Bayburt’a getirttikleri Milli Tiyatro Kumpanyasının icra edecekleri oyuna mani olunduğundan ve bu sebeple zarar görmüş olduklarından bahisle belli bir süre engelleme yapılmaması isteklerine dair Fehmi imzasıyla takdim olunup zarflı olarak gönderilmiş olan arzuhal Bayburt Kaymakamlığından derkenarlı(gerekçesi yazılı) olduğu halde ekte takdim kılındı. Derkenarda (gerekçe yazısında)  ifade olunduğu üzere Tiyatro’nun orada icra edeceği oyun efkar-ı umumiye ile kabil-i telif olmadığı (halkın duygu ve düşüncelerine uygun olmadığı) evvelce vilayetten vuku bulan talebe cevaben de bildirilmiş ve zaten kumpanya oradan ayrılmış olmakla bu hususta emir emir verme yetkisine sahip olan makamındır..
23 Zilkade 1326, 4 Kânunievvel 1324 (17 Aralık 1908)
Erzurum Valisi”


Dâhiliye Nezaretinin bu konuda Erzurum Valiliğine gönderdiği cevap ise şöyledir:

"Erzurum Vilayeti Celilesine
19 Kânunievvel 1324 (1 Ocak 1909)

4 Kanun-i Evvel 1324 tarih ve yüz dokuz numaralı tahrirat-ı Aliyenize verilen Cevaptır;

Tiyatro esasen memnu(yasaklanacak) bir şey olmadığı cihetle oynanmasına hükümet veya ahali tarafından engelleme yapılmasına mahal olmayıp,  şayet dini ve milli hususlara dokunacak oyun verilmek istenilirse onun Mahalli Hükümetçe men edilmesi tabii ve ahali tarafından tecavüzat vuku bulursa tecavüz edenler hakkında kanuni muamele yapılması gerekli bulunmakla bu hususta emir (emir verme yetkisine sahip olan makamındır)."

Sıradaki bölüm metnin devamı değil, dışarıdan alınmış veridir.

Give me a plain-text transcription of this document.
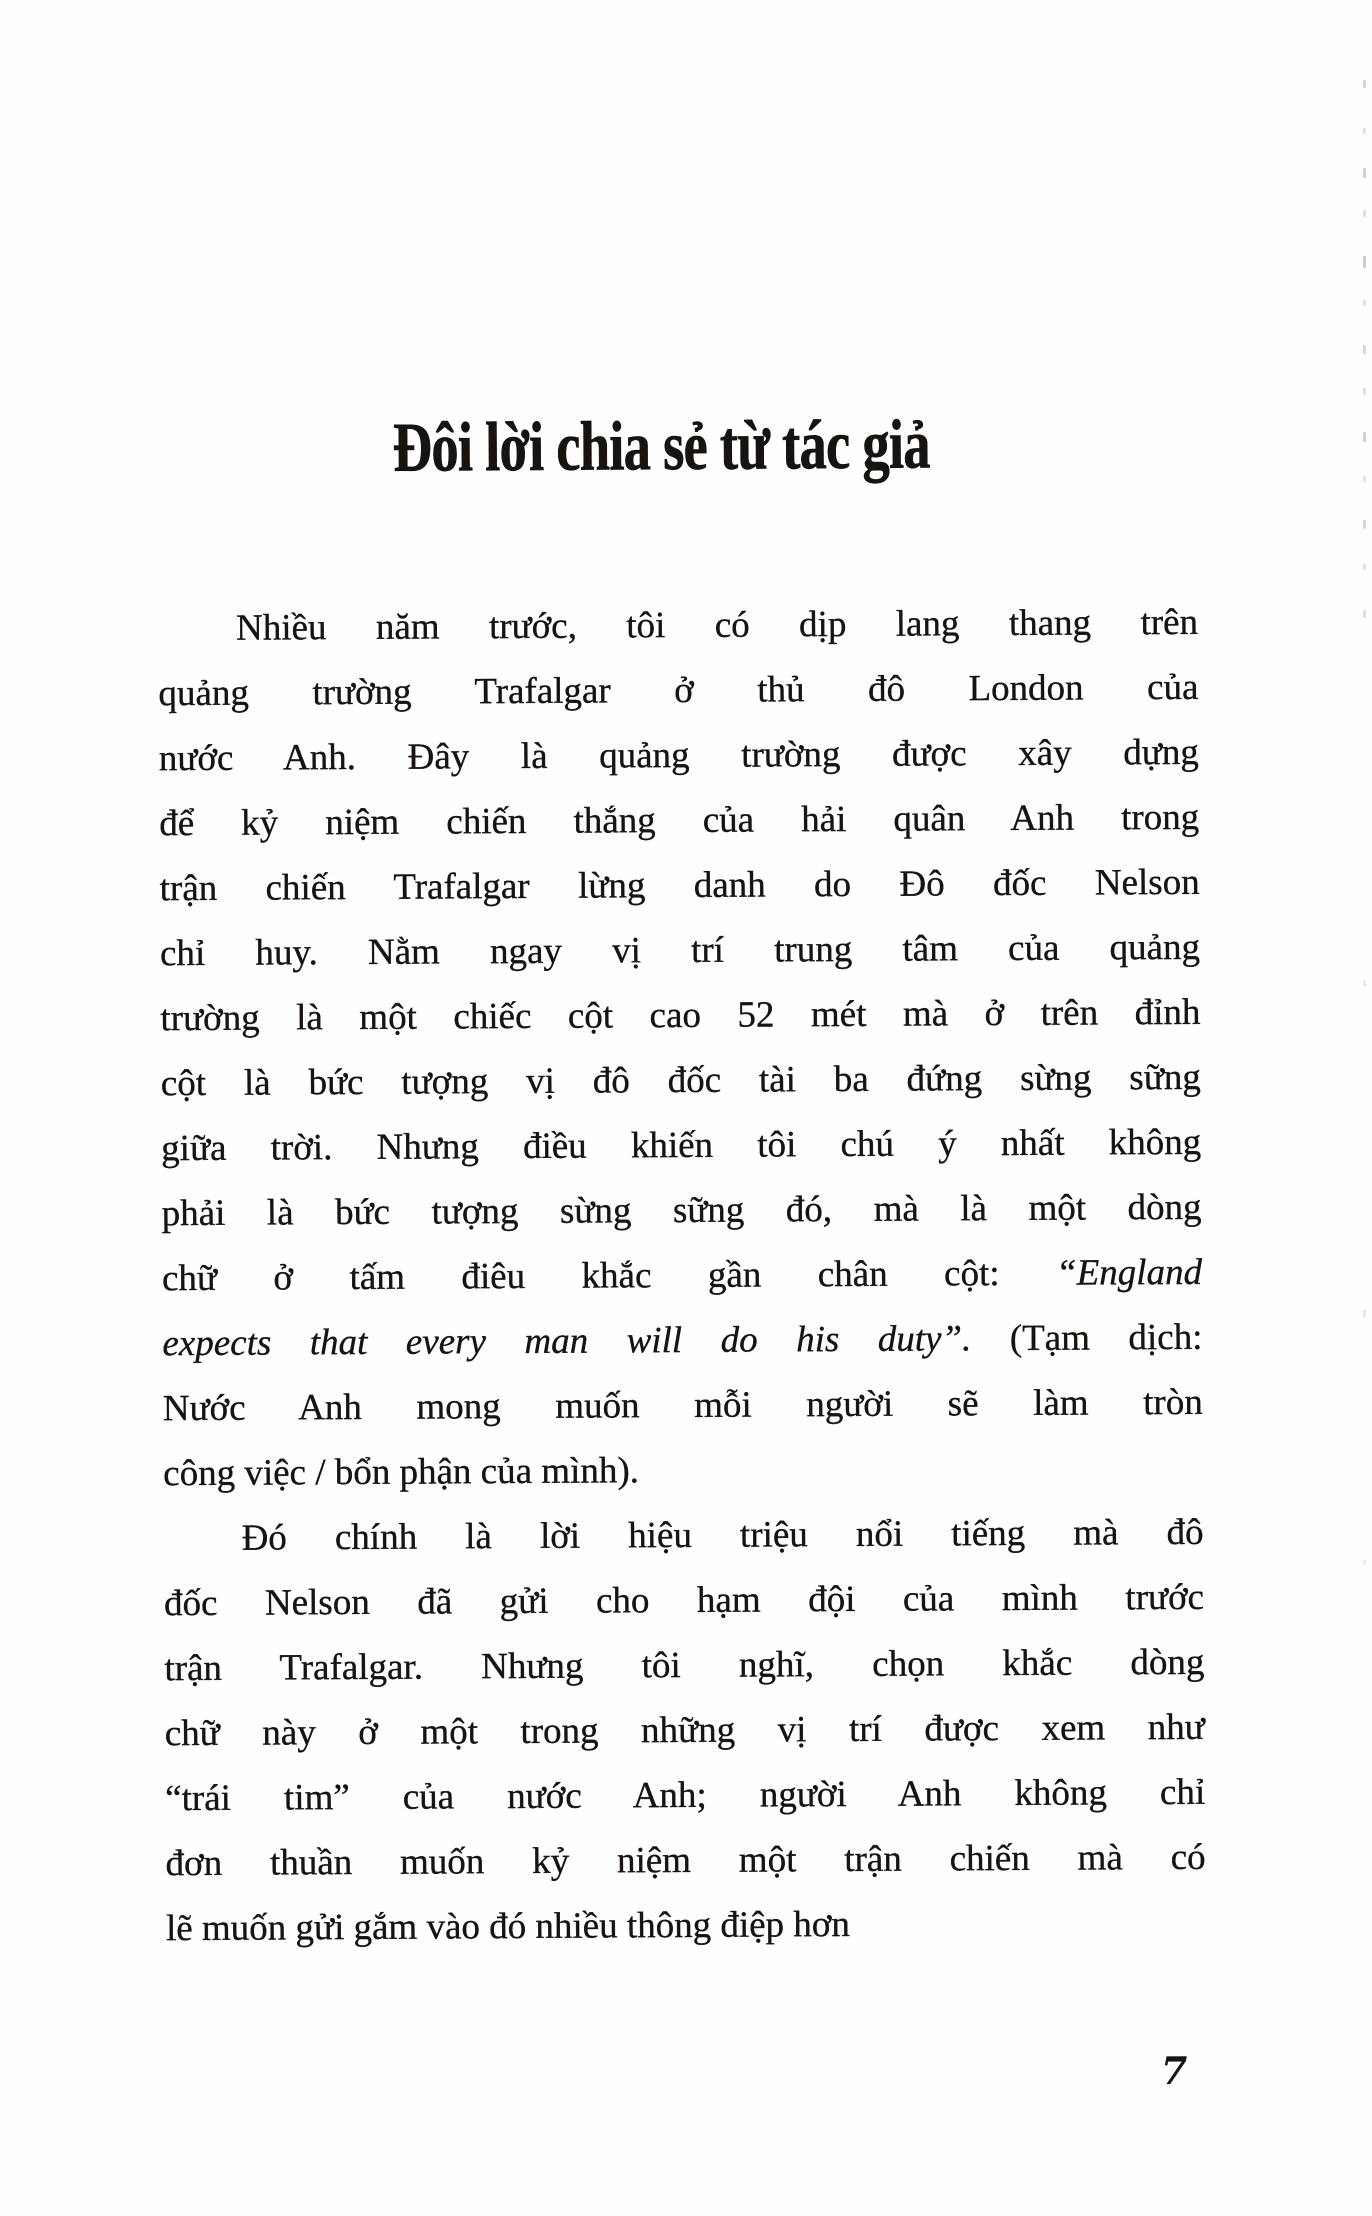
Đôi lời chia sẻ từ tác giả
Nhiều năm trước, tôi có dịp lang thang trên
quảng trường Trafalgar ở thủ đô London của
nước Anh. Đây là quảng trường được xây dựng
để kỷ niệm chiến thắng của hải quân Anh trong
trận chiến Trafalgar lừng danh do Đô đốc Nelson
chỉ huy. Nằm ngay vị trí trung tâm của quảng
trường là một chiếc cột cao 52 mét mà ở trên đỉnh
cột là bức tượng vị đô đốc tài ba đứng sừng sững
giữa trời. Nhưng điều khiến tôi chú ý nhất không
phải là bức tượng sừng sững đó, mà là một dòng
chữ ở tấm điêu khắc gần chân cột: “England
expects that every man will do his duty”. (Tạm dịch:
Nước Anh mong muốn mỗi người sẽ làm tròn
công việc / bổn phận của mình).
Đó chính là lời hiệu triệu nổi tiếng mà đô
đốc Nelson đã gửi cho hạm đội của mình trước
trận Trafalgar. Nhưng tôi nghĩ, chọn khắc dòng
chữ này ở một trong những vị trí được xem như
“trái tim” của nước Anh; người Anh không chỉ
đơn thuần muốn kỷ niệm một trận chiến mà có
lẽ muốn gửi gắm vào đó nhiều thông điệp hơn
7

Dini ve milli duyguların zirvede olduğu Ramazan ayında bu duyguları rencide edici oyun sergilemekte ısrar eden bir tiyatro kumpanyasının Bayburt gibi bir yerde ortaya koyduğu ısrarın, yakın tarihte yaşanan olaylara bakıldığında ne anlama geldiği daha iyi anlaşılmaktadır. Eğer zamanın idarecileri ve Bayburt’un ileri gelenleri basiretli davranmasaydı bu gün Bayburt düşünmek bile istemediğimiz kara tarihin bir sayfasına işlenecekti. Olayın gerçek müsebbip cüceleri ise devleştirilmiş kahramanlar olacaktı.

Daha yakın tarihte ve günümüzde Bayburt’ta yaşanan benzer olaylardan Bayburt’un bazı dönemlerde hassasiyetlerinin sınanmakta olduğunu ancak bu sınamaların Bayburt insanının ve yöneticilerinin ferasetiyle beklenen kötü sonuçlar doğurmadan savuşturulmuş olması Bayburt adına memnuniyet vericidir.

Konuyla ilgili yakın tarihte bizzat yaşayarak şahit olduğum ve günümüzde de tekrarlanmaya çalışıldığını düşündüğüm bu tür teşebbüslerle ilgili örneklerden bir sonraki yazımda bahsetmeyi düşünüyorum.